Dès lors que celle-ci peut s'expliquer, entre autre, par d'éventuelles erreurs de réseau ou de branchement défectueux de compteurs, il est suffisamment établi par l'ASL dite « Le Clos des Sources » l'existence d'un motif légitime de voir se dérouler une mesure d'expertise judiciaire sur ledit réseau d'eau ».

L'expert a déposé son rapport définitif le 7 septembre 2018.

Par jugement contradictoire en date du 16 décembre 2019, le tribunal de grande instance de Grenoble a :

- condamné la SAS SAUR à payer à l'Association Syndicale Libre de l'ensemble immobilier le Clos des Sources, la somme de 8.558,55 euros, au titre de la facture du 6/12/2013, avec intérêt au taux légal à compter du 13/10/2015, et capitalisation des intérêts échus par année entière ;

- dit que la facture de 1.355,82 euros en date du 23 décembre 2014 n'est pas due par l'Association Syndicale Libre de l'ensemble immobilier le Clos des Sources à la SAS SAUR ;

- condamné la SAS SAUR à installer un compteur individuel au nom de l'Association Syndicale Libre de l'ensemble immobilier le Clos des Sources selon les modalités prévues par le règlement du service des eaux, tant pour l'installation que pour le financement ;

- condamné la SAS SAUR aux entiers dépens de l'instance ;

- accordé à la SCP B., M'B. et P., avocats, le bénéfice des dispositions de l'article 699 du code de procédure civile ;

- condamné la SAS SAUR à payer à l'Association Syndicale Libre de l'ensemble immobilier le Clos des Sources la somme de 2 500 euros au titre de l'article 700 du code de procédure civile ;

- débouté les parties de toute autre demande plus ample ou contraire ;

- ordonné l'exécution provisoire de la présente décision.

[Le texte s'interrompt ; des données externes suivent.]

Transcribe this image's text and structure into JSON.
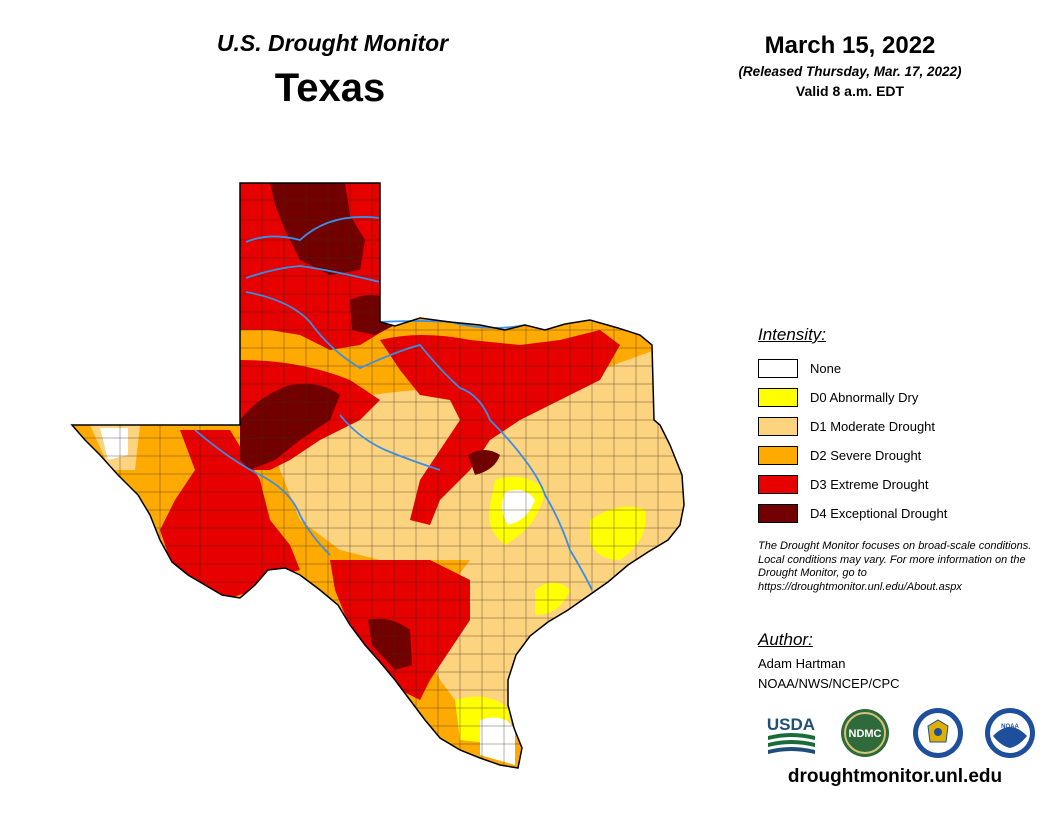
{
  "header": {
    "monitor_title": "U.S. Drought Monitor",
    "state": "Texas"
  },
  "date": {
    "main": "March 15, 2022",
    "released": "(Released Thursday, Mar. 17, 2022)",
    "valid": "Valid 8 a.m. EDT"
  },
  "legend": {
    "title": "Intensity:",
    "items": [
      {
        "label": "None",
        "color": "#ffffff"
      },
      {
        "label": "D0 Abnormally Dry",
        "color": "#ffff00"
      },
      {
        "label": "D1 Moderate Drought",
        "color": "#fcd37f"
      },
      {
        "label": "D2 Severe Drought",
        "color": "#ffaa00"
      },
      {
        "label": "D3 Extreme Drought",
        "color": "#e60000"
      },
      {
        "label": "D4 Exceptional Drought",
        "color": "#730000"
      }
    ]
  },
  "note": "The Drought Monitor focuses on broad-scale conditions. Local conditions may vary. For more information on the Drought Monitor, go to https://droughtmonitor.unl.edu/About.aspx",
  "author": {
    "title": "Author:",
    "name": "Adam Hartman",
    "org": "NOAA/NWS/NCEP/CPC"
  },
  "logos": {
    "usda": "USDA",
    "ndmc": "NDMC",
    "noaa": "NOAA"
  },
  "url": "droughtmonitor.unl.edu",
  "colors": {
    "river": "#3a8ee6",
    "border": "#000000"
  }
}
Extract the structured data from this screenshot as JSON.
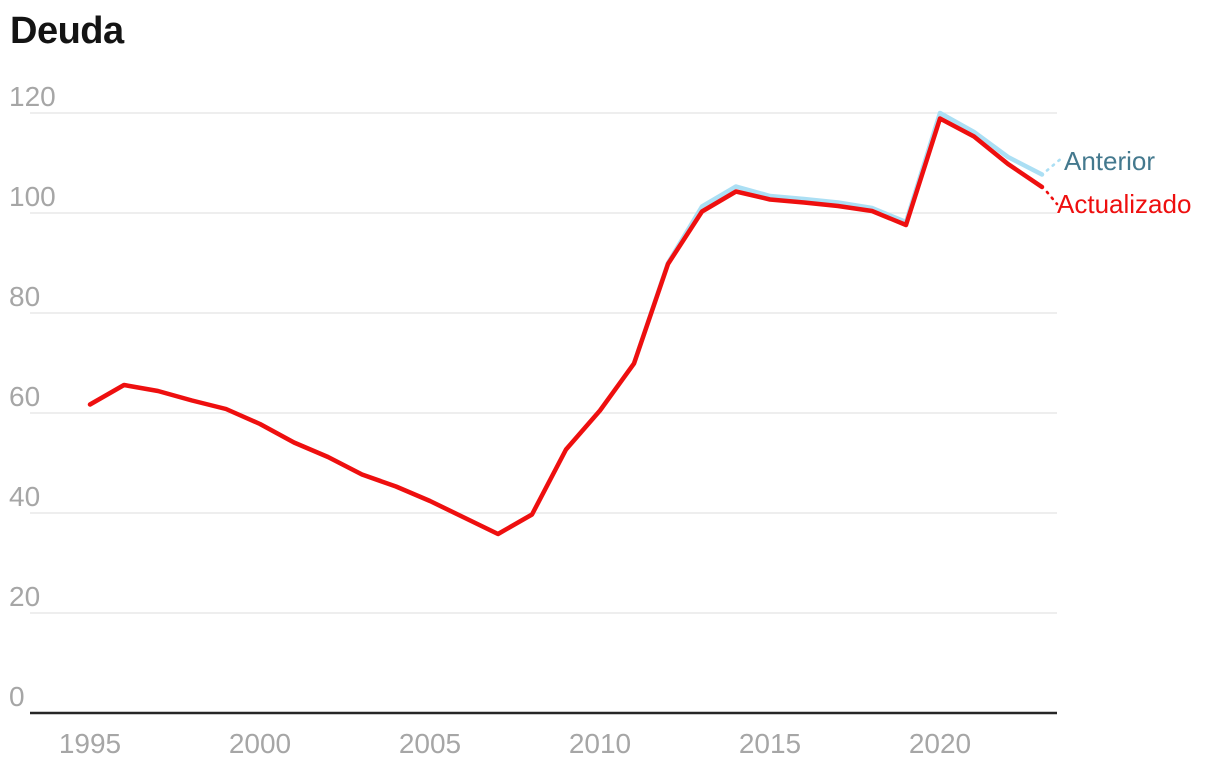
{
  "title": "Deuda",
  "chart_data": {
    "type": "line",
    "title": "Deuda",
    "x": [
      1995,
      1996,
      1997,
      1998,
      1999,
      2000,
      2001,
      2002,
      2003,
      2004,
      2005,
      2006,
      2007,
      2008,
      2009,
      2010,
      2011,
      2012,
      2013,
      2014,
      2015,
      2016,
      2017,
      2018,
      2019,
      2020,
      2021,
      2022,
      2023
    ],
    "xticks": [
      1995,
      2000,
      2005,
      2010,
      2015,
      2020
    ],
    "yticks": [
      0,
      20,
      40,
      60,
      80,
      100,
      120
    ],
    "ylim": [
      0,
      120
    ],
    "grid": true,
    "legend_position": "end-of-line-labels",
    "series": [
      {
        "name": "Anterior",
        "color": "#abdff4",
        "label_color": "#44798e",
        "values": [
          null,
          null,
          null,
          null,
          null,
          null,
          null,
          null,
          null,
          null,
          null,
          null,
          null,
          null,
          null,
          null,
          69.9,
          90.0,
          101.3,
          105.3,
          103.4,
          102.8,
          102.1,
          101.0,
          98.2,
          120.0,
          116.2,
          111.2,
          107.7
        ]
      },
      {
        "name": "Actualizado",
        "color": "#ee0f0f",
        "label_color": "#ee0f0f",
        "values": [
          61.7,
          65.6,
          64.4,
          62.5,
          60.8,
          57.8,
          54.1,
          51.2,
          47.7,
          45.3,
          42.4,
          39.1,
          35.8,
          39.7,
          52.7,
          60.5,
          69.9,
          89.8,
          100.3,
          104.3,
          102.7,
          102.1,
          101.4,
          100.4,
          97.6,
          118.9,
          115.3,
          109.8,
          105.2
        ]
      }
    ]
  },
  "colors": {
    "background": "#ffffff",
    "title": "#141414",
    "grid": "#e4e4e4",
    "axis": "#262626",
    "tick_text": "#a6a6a6"
  }
}
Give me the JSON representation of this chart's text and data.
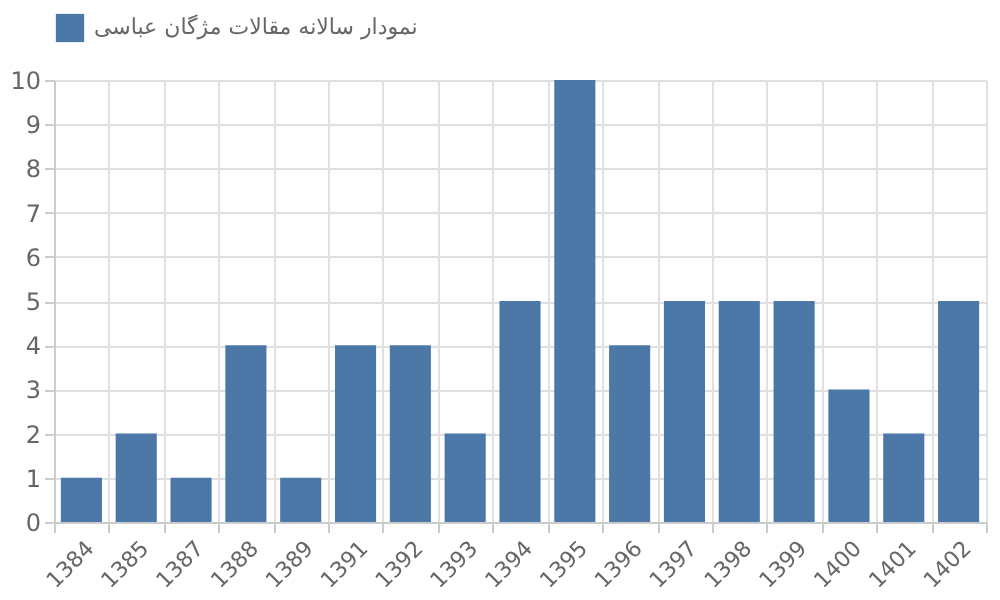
{
  "chart_data": {
    "type": "bar",
    "categories": [
      "1384",
      "1385",
      "1387",
      "1388",
      "1389",
      "1391",
      "1392",
      "1393",
      "1394",
      "1395",
      "1396",
      "1397",
      "1398",
      "1399",
      "1400",
      "1401",
      "1402"
    ],
    "series": [
      {
        "name": "نمودار سالانه مقالات مژگان عباسی",
        "color": "#4c78a8",
        "values": [
          1,
          2,
          1,
          4,
          1,
          4,
          4,
          2,
          5,
          10,
          4,
          5,
          5,
          5,
          3,
          2,
          5
        ]
      }
    ],
    "ylim": [
      0,
      10
    ],
    "yticks": [
      0,
      1,
      2,
      3,
      4,
      5,
      6,
      7,
      8,
      9,
      10
    ],
    "grid": true,
    "legend": "top"
  }
}
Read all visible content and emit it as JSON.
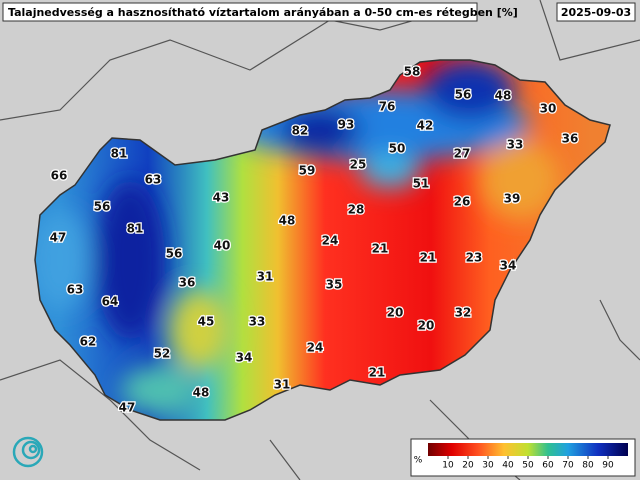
{
  "header": {
    "title": "Talajnedvesség a hasznosítható víztartalom arányában a 0-50 cm-es rétegben [%]",
    "date": "2025-09-03"
  },
  "stations": [
    66,
    81,
    63,
    56,
    47,
    81,
    56,
    43,
    40,
    36,
    63,
    64,
    62,
    45,
    52,
    31,
    33,
    34,
    48,
    47,
    31,
    48,
    59,
    82,
    93,
    76,
    58,
    56,
    48,
    30,
    42,
    50,
    25,
    27,
    33,
    36,
    51,
    28,
    26,
    39,
    24,
    21,
    21,
    23,
    34,
    35,
    20,
    20,
    32,
    24,
    21
  ],
  "colorbar": {
    "unit": "%",
    "lim": [
      0,
      100
    ],
    "ticks": [
      10,
      20,
      30,
      40,
      50,
      60,
      70,
      80,
      90
    ]
  }
}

Par déclaration en date du 13 mars 2020, la SAS SAUR a interjeté appel de la décision.

 

MOYENS ET PRÉTENTIONS DES PARTIES :

Par conclusions notifiées par voie électronique le 15 juin 2020, la SAS SAUR demande à la cour de :

- réformer en toutes ses dispositions le jugement entrepris ;

- ce faisant, débouter purement et simplement l'ASL Le Clos des Sources, prise en la personne de son président, de ses différentes demandes ;

- la condamner à payer à la SAS SAUR la somme de 1.355,82 euros au titre de la facture du 23 décembre 2014, avec intérêts au taux conventionnel à compter du 8 janvier 2015, date d'échéance de ladite facture, et capitalisation de ces intérêts ;

- condamner l'ASL Le Clos des Sources à payer à la société SAUR la somme de 4.000 euros au titre de l'article 700 du code de procédure civile ainsi qu'aux entiers dépens de première instance et d'appel ;

- débouter l'ASL Le Clos des Sources de toutes demandes, fins et prétentions contraires.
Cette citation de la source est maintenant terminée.